Sous la dynastie Song, l'art de la por­celaine atteignit un degré de maturité lorsque le gouvernement impérial com­mença à acheter des objets en porcelaine. La mise en marche de fours de grande re­nommée comme les fours de Ting, Kouen, Tchouen et Yeou a grandement contribué à l'épanouissement de cet âge d'or de la porcelaine.

Le four de Ting situé au nord de la province du même nom à l'époque était célèbre pour son vernis blanc éclatant de lumière passé sur une surface portant des motifs gravés au couteau ou à l'ai­guille. La spécialité du four de Yeou était une porcelaine verte, cuite avec beau­coup de soins pour contrôler l'oxyde de fer dans le vernis. Cuite trop longtemps, la porcelaine devenait vert foncé, mais si la cuisson était insuffisante, le vert pre­nait une teinte grisâtre. L'empereur Chen-tsong (1067-1085) de la dynastie Song souligna la supériorité de cette por­celaine verte: Bleu-vert comme le ciel, réfléchissant les objets aussi fidèlement qu'un miroir, ayant la délicate finesse du papier et sonnant comme le jade.

«L'une de nos spécialités est une repro­duction des porcelaines du four Yeou, vertes comme les fèves. On nous commande sou­vent des copies d'oeuvres de ce four. Ce qui a le plus de succès sur le marché, ce sont ces tasses vertes classiques imitant le bois de bambou.»

La combinaison du rouge rosé et de l'écarlate avec le vert et le blanc, pouvant suggérer comme on l'a écrit alors un nuage pourpre dans le ciel bleu a été la grande oeuvre du four Tchouen. Avant la dynastie Song, les modifications inso­lites qui se produisaient dans les fours étaient considérées comme des présages démoniaques. Il arrivait alors que l'on procède à des sacrifices humains en jetant une victime dans le four ou que le four qui avait commis l'offense soit en­tièrement détruit. A l'époque des Song, cette supertistion disparut, et les chefs­-d'oeuvre obtenus au hasard des caprices du four furent très admirés.

Ayant étudié les diverses sortes de terre et de vernis, M. Tsaï Siao-fang peut reproduire volontairement une de ces anomalies s'opérant dans le four et très prisée autrefois, couvrant les poteries de fines craquelures comme dans de la glace. Il faut qu'il importe des argiles fines du Japon, de Corée du Sud et d'Eu­rope. Celle du Japon est généralement assez pure et résiste à de hautes tempéra­tures. Celle de Kinmen (ou Quémoy) est plus visqueuse.

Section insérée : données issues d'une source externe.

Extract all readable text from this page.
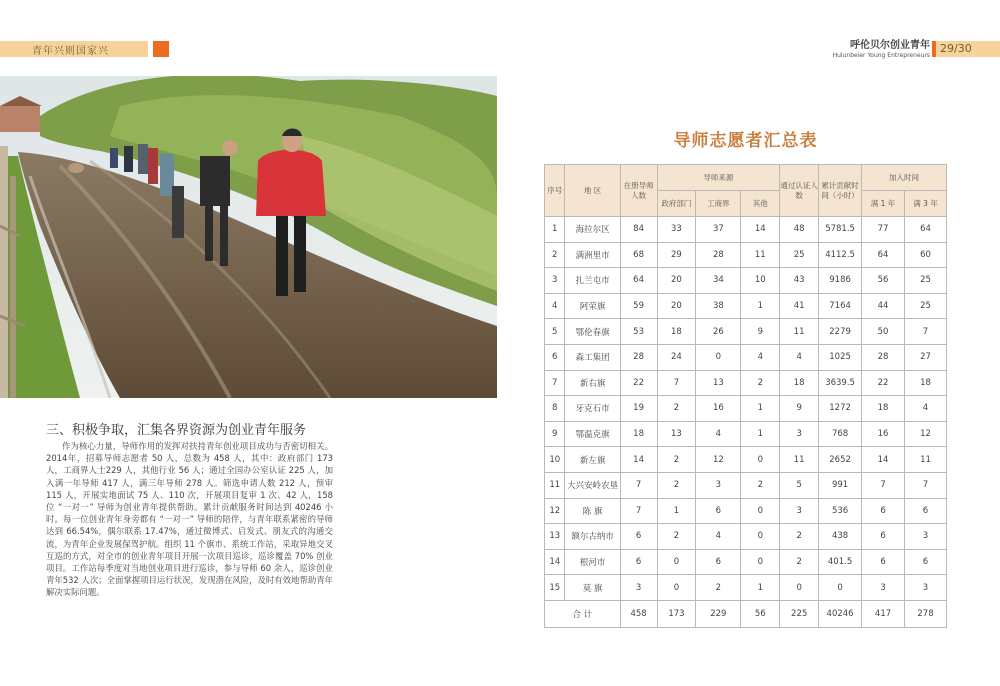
青年兴则国家兴
呼伦贝尔创业青年
Hulunbeier Young Entrepreneurs
29/30
三、积极争取，汇集各界资源为创业青年服务

作为核心力量，导师作用的发挥对扶持青年创业项目成功与否密切相关。2014年，招募导师志愿者 50 人，总数为 458 人，其中：政府部门 173 人，工商界人士229 人，其他行业 56 人；通过全国办公室认证 225 人，加入满一年导师 417 人，满三年导师 278 人。筛选申请人数 212 人，预审 115 人，开展实地面试 75 人、110 次，开展项目复审 1 次、42 人，158 位 “一对一” 导师为创业青年提供帮助。累计贡献服务时间达到 40246 小时。每一位创业青年身旁都有 “一对一” 导师的陪伴，与青年联系紧密的导师达到 66.54%，偶尔联系 17.47%，通过微博式、启发式、朋友式的沟通交流，为青年企业发展保驾护航。组织 11 个旗市、系统工作站，采取异地交叉互巡的方式，对全市的创业青年项目开展一次项目巡诊，巡诊覆盖 70% 创业项目。工作站每季度对当地创业项目进行巡诊，参与导师 60 余人，巡诊创业青年532 人次；全面掌握项目运行状况，发现潜在风险，及时有效地帮助青年解决实际问题。

导师志愿者汇总表
序号	地 区	在册导师人数	导师来源			通过认证人数	累计贡献时间（小时）	加入时间	
			政府部门	工商界	其他			满 1 年	满 3 年
1	海拉尔区	84	33	37	14	48	5781.5	77	64
2	满洲里市	68	29	28	11	25	4112.5	64	60
3	扎兰屯市	64	20	34	10	43	9186	56	25
4	阿荣旗	59	20	38	1	41	7164	44	25
5	鄂伦春旗	53	18	26	9	11	2279	50	7
6	森工集团	28	24	0	4	4	1025	28	27
7	新右旗	22	7	13	2	18	3639.5	22	18
8	牙克石市	19	2	16	1	9	1272	18	4
9	鄂温克旗	18	13	4	1	3	768	16	12
10	新左旗	14	2	12	0	11	2652	14	11
11	大兴安岭农垦	7	2	3	2	5	991	7	7
12	陈 旗	7	1	6	0	3	536	6	6
13	额尔古纳市	6	2	4	0	2	438	6	3
14	根河市	6	0	6	0	2	401.5	6	6
15	莫 旗	3	0	2	1	0	0	3	3
合 计		458	173	229	56	225	40246	417	278
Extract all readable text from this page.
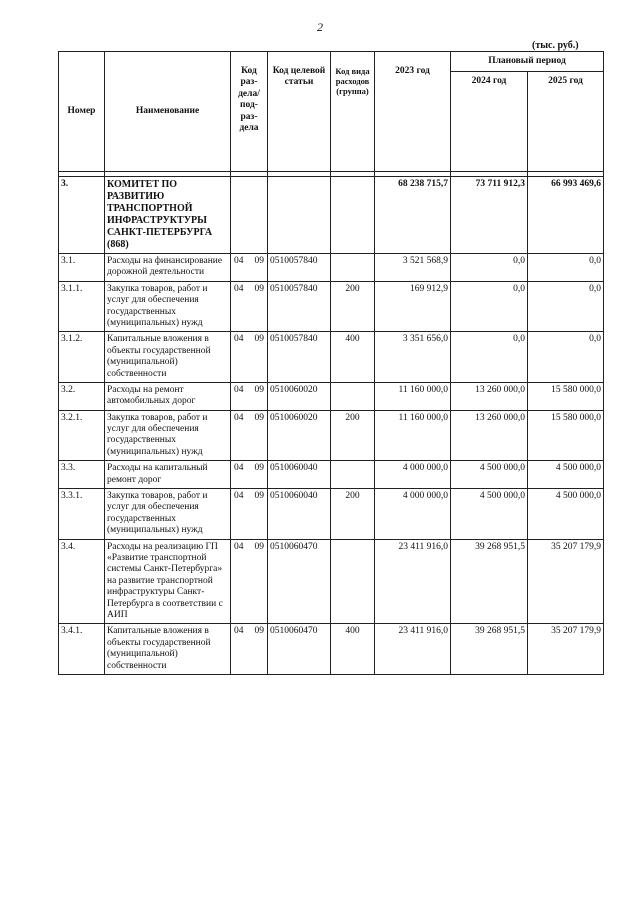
2
(тыс. руб.)
Номер	Наименование	Код раз-дела/ под-раз-дела	Код целевой статьи	Код вида расходов (группа)	2023 год	Плановый период	
						2024 год	2025 год

3.	КОМИТЕТ ПО РАЗВИТИЮ ТРАНСПОРТНОЙ ИНФРАСТРУКТУРЫ САНКТ-ПЕТЕРБУРГА (868)				68 238 715,7	73 711 912,3	66 993 469,6
3.1.	Расходы на финансирование дорожной деятельности	04 09	0510057840		3 521 568,9	0,0	0,0
3.1.1.	Закупка товаров, работ и услуг для обеспечения государственных (муниципальных) нужд	04 09	0510057840	200	169 912,9	0,0	0,0
3.1.2.	Капитальные вложения в объекты государственной (муниципальной) собственности	04 09	0510057840	400	3 351 656,0	0,0	0,0
3.2.	Расходы на ремонт автомобильных дорог	04 09	0510060020		11 160 000,0	13 260 000,0	15 580 000,0
3.2.1.	Закупка товаров, работ и услуг для обеспечения государственных (муниципальных) нужд	04 09	0510060020	200	11 160 000,0	13 260 000,0	15 580 000,0
3.3.	Расходы на капитальный ремонт дорог	04 09	0510060040		4 000 000,0	4 500 000,0	4 500 000,0
3.3.1.	Закупка товаров, работ и услуг для обеспечения государственных (муниципальных) нужд	04 09	0510060040	200	4 000 000,0	4 500 000,0	4 500 000,0
3.4.	Расходы на реализацию ГП «Развитие транспортной системы Санкт-Петербурга» на развитие транспортной инфраструктуры Санкт-Петербурга в соответствии с АИП	04 09	0510060470		23 411 916,0	39 268 951,5	35 207 179,9
3.4.1.	Капитальные вложения в объекты государственной (муниципальной) собственности	04 09	0510060470	400	23 411 916,0	39 268 951,5	35 207 179,9
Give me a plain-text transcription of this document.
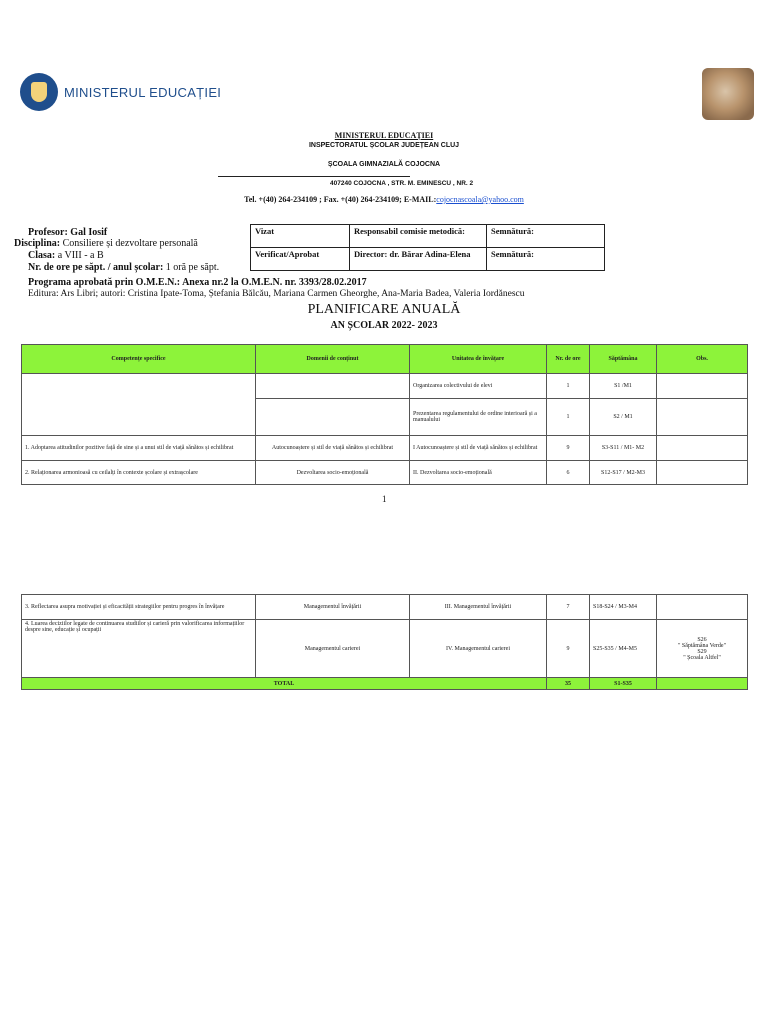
MINISTERUL EDUCAȚIEI
MINISTERUL EDUCAȚIEI
INSPECTORATUL ȘCOLAR JUDEȚEAN CLUJ
ȘCOALA GIMNAZIALĂ COJOCNA
407240 COJOCNA , STR. M. EMINESCU , NR. 2
Tel. +(40) 264-234109 ; Fax. +(40) 264-234109; E-MAIL:cojocnascoala@yahoo.com
Profesor: Gal Iosif
Disciplina: Consiliere și dezvoltare personală
Clasa: a VIII - a B
Nr. de ore pe săpt. / anul școlar: 1 oră pe săpt.
Programa aprobată prin O.M.E.N.: Anexa nr.2 la O.M.E.N. nr. 3393/28.02.2017
Editura: Ars Libri; autori: Cristina Ipate-Toma, Ștefania Bălcău, Mariana Carmen Gheorghe, Ana-Maria Badea, Valeria Iordănescu
Vizat	Responsabil comisie metodică:	Semnătură:
Verificat/Aprobat	Director: dr. Bărar Adina-Elena	Semnătură:
PLANIFICARE ANUALĂ
AN ȘCOLAR 2022- 2023
Competențe specifice	Domenii de conținut	Unitatea de învățare	Nr. de ore	Săptămâna	Obs.
		Organizarea colectivului de elevi	1	S1 /M1	
		Prezentarea regulamentului de ordine interioară și a manualului	1	S2 / M1	
1. Adoptarea atitudinilor pozitive față de sine și a unui stil de viață sănătos și echilibrat	Autocunoaștere și stil de viață sănătos și echilibrat	I Autocunoaștere și stil de viață sănătos și echilibrat	9	S3-S11 / M1- M2	
2. Relaționarea armonioasă cu ceilalți în contexte școlare și extrașcolare	Dezvoltarea socio-emoțională	II. Dezvoltarea socio-emoțională	6	S12-S17 / M2-M3	
1
3. Reflectarea asupra motivației și eficacității strategiilor pentru progres în învățare	Managementul învățării	III. Managementul învățării	7	S18-S24 / M3-M4	
4. Luarea deciziilor legate de continuarea studiilor și carieră prin valorificarea informațiilor despre sine, educație și ocupații	Managementul carierei	IV. Managementul carierei	9	S25-S35 / M4-M5	S26
" Săptămâna Verde"
S29
" Școala Altfel"
TOTAL			35	S1-S35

C'est en exploitant les différences de résistance thermique de tous ces types d'argile et de vernis que l'on peut obtenir cet effet de craquelures. A l'oeil nu, le vernis portant des craque­lures semble être fissuré en morceaux. Mais à la loupe, on s'aperçoit que le vernis n'est constitué que d'une seule pièce.

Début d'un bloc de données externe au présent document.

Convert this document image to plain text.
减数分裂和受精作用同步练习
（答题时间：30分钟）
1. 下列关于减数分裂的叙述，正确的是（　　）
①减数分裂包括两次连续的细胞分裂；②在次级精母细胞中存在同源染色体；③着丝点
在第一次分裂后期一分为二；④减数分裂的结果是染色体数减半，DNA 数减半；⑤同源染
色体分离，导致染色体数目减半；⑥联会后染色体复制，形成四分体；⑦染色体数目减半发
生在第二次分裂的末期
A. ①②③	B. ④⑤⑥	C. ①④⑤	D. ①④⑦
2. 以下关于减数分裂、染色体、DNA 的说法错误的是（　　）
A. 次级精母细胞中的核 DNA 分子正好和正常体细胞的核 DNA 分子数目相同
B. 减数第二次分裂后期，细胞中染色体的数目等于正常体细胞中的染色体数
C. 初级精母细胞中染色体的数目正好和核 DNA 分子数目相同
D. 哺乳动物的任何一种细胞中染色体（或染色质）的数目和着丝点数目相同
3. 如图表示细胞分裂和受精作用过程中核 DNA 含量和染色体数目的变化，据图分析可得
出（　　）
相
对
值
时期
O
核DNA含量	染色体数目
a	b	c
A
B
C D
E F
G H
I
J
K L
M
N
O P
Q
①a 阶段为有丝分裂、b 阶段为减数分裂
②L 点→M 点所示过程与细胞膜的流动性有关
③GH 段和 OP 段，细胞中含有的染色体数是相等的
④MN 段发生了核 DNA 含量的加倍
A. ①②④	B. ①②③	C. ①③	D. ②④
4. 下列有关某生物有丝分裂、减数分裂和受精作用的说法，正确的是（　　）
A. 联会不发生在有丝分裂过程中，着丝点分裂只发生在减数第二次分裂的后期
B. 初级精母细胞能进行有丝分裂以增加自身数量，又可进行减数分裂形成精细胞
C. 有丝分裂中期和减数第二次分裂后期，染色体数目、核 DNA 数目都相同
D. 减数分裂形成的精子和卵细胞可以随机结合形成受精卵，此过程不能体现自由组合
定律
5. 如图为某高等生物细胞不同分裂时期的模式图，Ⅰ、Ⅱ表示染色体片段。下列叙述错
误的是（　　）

Sous la dynastie Yuan (ou mongole), les décorations en vernis bleu ciel gra­vées sur un fond blanc, ou le contraire, étaient considérées comme une magni­fique invention. On réalisait cela en fai­sant chauffer de l'oxyde de cobalt dans le vernis même. Si la température était trop élevée, le bleu ciel risquait de disparaître. Si la température étaient trop basse, la couleur virait au noir. Les poteries réali­sées selon cette technique qui nous res­tent aujourd'hui sont pour la plupart en forme d'assiette avec le bord rappelant les pétales de la fleur de lotus et le fond orné de peintures représentant des ca­nards mandarins à aigrette ou neuf dra­gons. Dans la salle d'exposition de M. Tsai Siao-fang, environ le tiers des pièces qu'il a produites ont des décora­tions de ce type.

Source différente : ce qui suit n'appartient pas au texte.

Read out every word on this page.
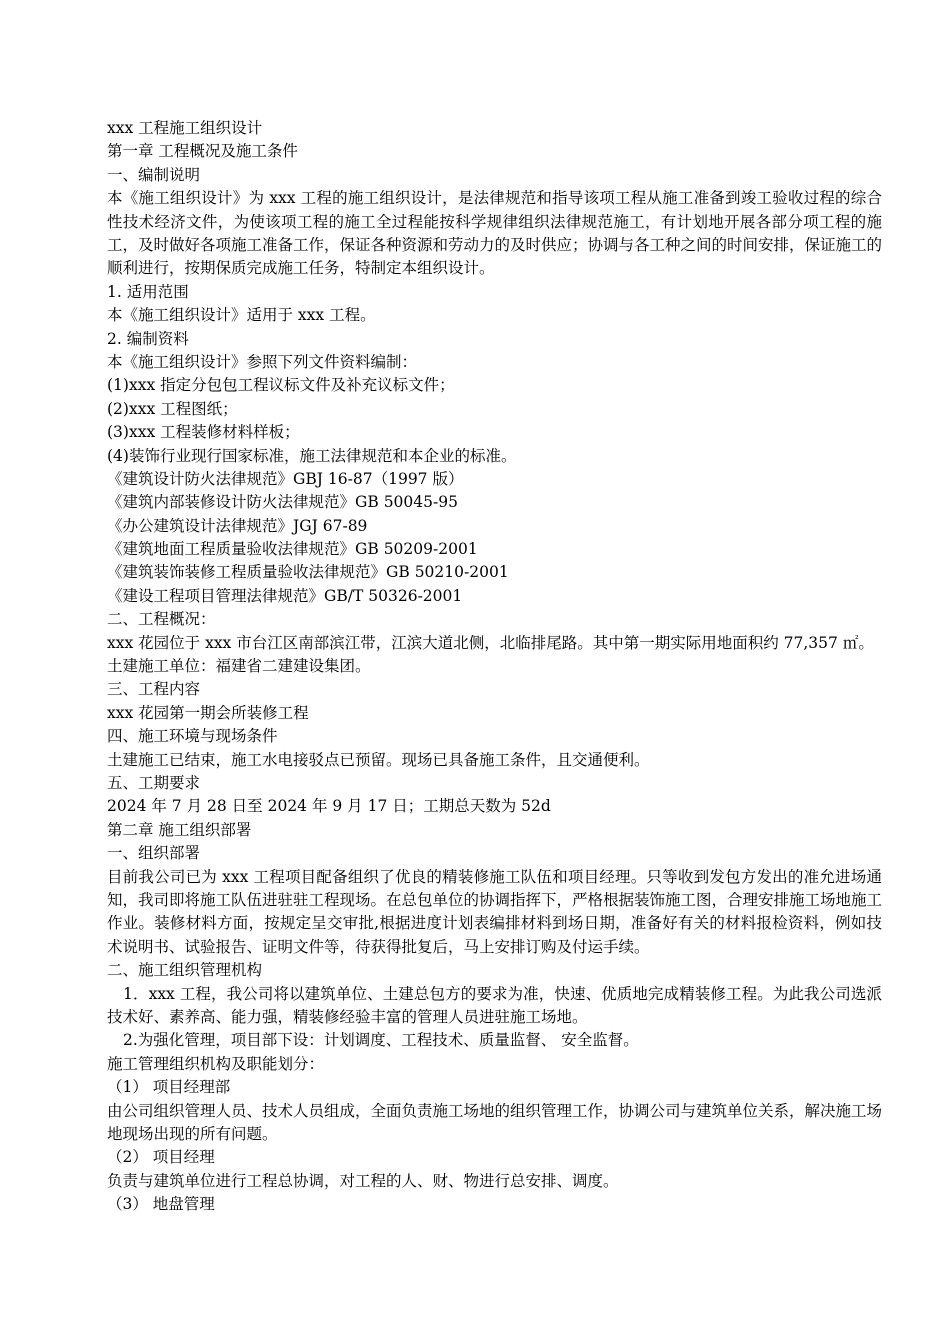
xxx 工程施工组织设计
第一章 工程概况及施工条件
一、编制说明

本《施工组织设计》为 xxx 工程的施工组织设计，是法律规范和指导该项工程从施工准备到竣工验收过程的综合性技术经济文件，为使该项工程的施工全过程能按科学规律组织法律规范施工，有计划地开展各部分项工程的施工，及时做好各项施工准备工作，保证各种资源和劳动力的及时供应；协调与各工种之间的时间安排，保证施工的顺利进行，按期保质完成施工任务，特制定本组织设计。

1. 适用范围
本《施工组织设计》适用于 xxx 工程。
2. 编制资料
本《施工组织设计》参照下列文件资料编制：
(1)xxx 指定分包包工程议标文件及补充议标文件；
(2)xxx 工程图纸；
(3)xxx 工程装修材料样板；
(4)装饰行业现行国家标准，施工法律规范和本企业的标准。
《建筑设计防火法律规范》GBJ 16-87（1997 版）
《建筑内部装修设计防火法律规范》GB 50045-95
《办公建筑设计法律规范》JGJ 67-89
《建筑地面工程质量验收法律规范》GB 50209-2001
《建筑装饰装修工程质量验收法律规范》GB 50210-2001
《建设工程项目管理法律规范》GB/T 50326-2001
二、工程概况：

xxx 花园位于 xxx 市台江区南部滨江带，江滨大道北侧，北临排尾路。其中第一期实际用地面积约 77,357 ㎡。

土建施工单位：福建省二建建设集团。
三、工程内容
xxx 花园第一期会所装修工程
四、施工环境与现场条件
土建施工已结束，施工水电接驳点已预留。现场已具备施工条件，且交通便利。
五、工期要求
2024 年 7 月 28 日至 2024 年 9 月 17 日；工期总天数为 52d
第二章 施工组织部署
一、组织部署

目前我公司已为 xxx 工程项目配备组织了优良的精装修施工队伍和项目经理。只等收到发包方发出的准允进场通知，我司即将施工队伍进驻驻工程现场。在总包单位的协调指挥下，严格根据装饰施工图，合理安排施工场地施工作业。装修材料方面，按规定呈交审批,根据进度计划表编排材料到场日期，准备好有关的材料报检资料，例如技术说明书、试验报告、证明文件等，待获得批复后，马上安排订购及付运手续。

二、施工组织管理机构

1．xxx 工程，我公司将以建筑单位、土建总包方的要求为准，快速、优质地完成精装修工程。为此我公司选派技术好、素养高、能力强，精装修经验丰富的管理人员进驻施工场地。

2.为强化管理，项目部下设：计划调度、工程技术、质量监督、 安全监督。
施工管理组织机构及职能划分：
（1） 项目经理部

由公司组织管理人员、技术人员组成，全面负责施工场地的组织管理工作，协调公司与建筑单位关系，解决施工场地现场出现的所有问题。

（2） 项目经理
负责与建筑单位进行工程总协调，对工程的人、财、物进行总安排、调度。
（3） 地盘管理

Oeuvres sorties des fours de M. Tsaï.

«J'ai dépensé cinq mille dollars améri­cains et j'ai échoué trois fois avant de réussir cette paire de lions couchés dont le vernis blanc est gravé de motifs en vernis bleu ciel. En fait, pour ces lions, le plus difficile n'était pas le vernissage, mais l'alliance des diffé­rentes argiles. Nous avions fait une erreur de calcul dans les pourcentages d'argiles à allier. Et la première fois, les deux lions se sont déformés à l'arrière lors de la cuisson. Le deuxième fois, ils se sont effrités. La troi­sième fois, ils se sont fissurés. Après être passés entre les mains de trois maîtres, c'est finalement dans mes mains que ces lions ont vu le jour», reconnaît fièrement M. Tsai Siao-fang.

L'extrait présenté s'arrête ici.